A Midsummer's Morning

I
Ihtisham Kabir
17 June 2016, 18:00 PM
UPDATED 18 June 2016, 00:04 AM
On a Saturday morning I set out for Purbachol. I leave my car where the 300-ft road ends and walk along the bank of

On a Saturday morning I set out for Purbachol. I leave my car where the 300-ft road ends and walk along the bank of a wide canal. The water level is low and the canal's breadth is covered with water hyacinth. A lone bronze-winged jacana forages there looking for insects.

It is only half past seven but the sun shines ferociously on my back, drenching me in sweat. The air feels heavy with moisture and the heat stifles. I am glad to be wearing a hat but wish I had brought a gamcha for better heat protection.

Presently I take a right turn towards the village of Bamunkhali. There is a sour smell of decomposing leaves as I pass a grove of banana trees. It is the smell of the earth, of life on fast-forward, speeding its way through our planet. Vegetable creepers crisscross a field, growing in every which way. In the bright sunshine, chlorophyll in the leaves works on overdrive, creating the plant's food. Heat radiates from the sky and the earth, dry above, humid below. I understand why everything grows faster here in the tropics.

A field of tall grass covers my left as I approach the village. The needle-thin stalks are waist-high, growing on sand that was used to fill this once-submerged patch. Black-headed munias play among them, balancing their tiny weight on the stalks.

Something bothers me here like it does every time I am in Purbachol. It is the lack of trees. There are miles and miles of open fields and very few trees - only around the scattered homesteads. This morning there is little shade in this land, filled only recently for residential purposes.

Farmers are out early tending to their fields. An older couple, working on their vegetable field, decide to take a break and go into their tin-shed. The older man is tough, sinewy, with leathery skin covering his torso. She is well-covered and has wrapped her sari loosely around her head for protection; he wears a gamcha and a lungi. Another woman brings out her sluggish cow and ties it mid-field for grazing. Then she sits under a macha tying the stems of her dhundol vegetable creepers so they can follow the macha's bamboo supports.

Birds ignore the heat. After spring's mating season, their chicks are out and about, growing fast. Shalik, doel, fingey – mother-child pairs are easy to find. The chick waits alone, with its mouth open, while mother goes to look for food. After a few minutes she returns with a morsel in her mouth which she deposits in the chick's open mouth – a transaction you are likely to miss if you blinked.

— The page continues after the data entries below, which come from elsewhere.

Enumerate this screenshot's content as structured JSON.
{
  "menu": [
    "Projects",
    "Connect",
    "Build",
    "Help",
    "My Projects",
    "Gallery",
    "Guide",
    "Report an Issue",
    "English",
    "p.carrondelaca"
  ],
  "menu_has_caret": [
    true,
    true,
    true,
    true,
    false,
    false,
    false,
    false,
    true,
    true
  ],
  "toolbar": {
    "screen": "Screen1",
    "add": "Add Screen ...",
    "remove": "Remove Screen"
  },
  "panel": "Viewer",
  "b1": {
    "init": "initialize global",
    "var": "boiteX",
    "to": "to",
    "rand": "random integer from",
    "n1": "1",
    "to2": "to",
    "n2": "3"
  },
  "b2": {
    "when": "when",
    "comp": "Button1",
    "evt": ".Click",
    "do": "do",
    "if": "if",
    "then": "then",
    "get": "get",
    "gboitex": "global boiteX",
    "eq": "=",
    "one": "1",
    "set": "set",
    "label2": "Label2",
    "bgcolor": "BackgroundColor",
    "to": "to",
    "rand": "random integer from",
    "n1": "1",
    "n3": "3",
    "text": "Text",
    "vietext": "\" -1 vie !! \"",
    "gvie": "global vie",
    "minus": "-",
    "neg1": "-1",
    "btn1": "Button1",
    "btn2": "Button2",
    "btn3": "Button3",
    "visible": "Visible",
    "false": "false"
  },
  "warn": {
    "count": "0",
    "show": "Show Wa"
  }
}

A juvenile fingey (its divided tail is shorter than the adult's) has recently learned to feed itself. It scans the grass while perched on a Macha bamboo and then swoops down, catching a fat larva in its beak, which it beats first to eliminate any venom before swallowing whole.

I surprise a guishap when I jump over an open drain. He runs for his life on his four squat feet, swaying from left to right like a penguin's waddle, only faster. A mongoose tiptoes through the weeds, sniffing for snakes.

Relief finally arrives in the form of clouds and a cool breeze. Shielded from the sun's rays, I heave a sigh of relief. The creepers keep growing and the birds keep chirping as life runs its feverish race on this hot midsummer morning.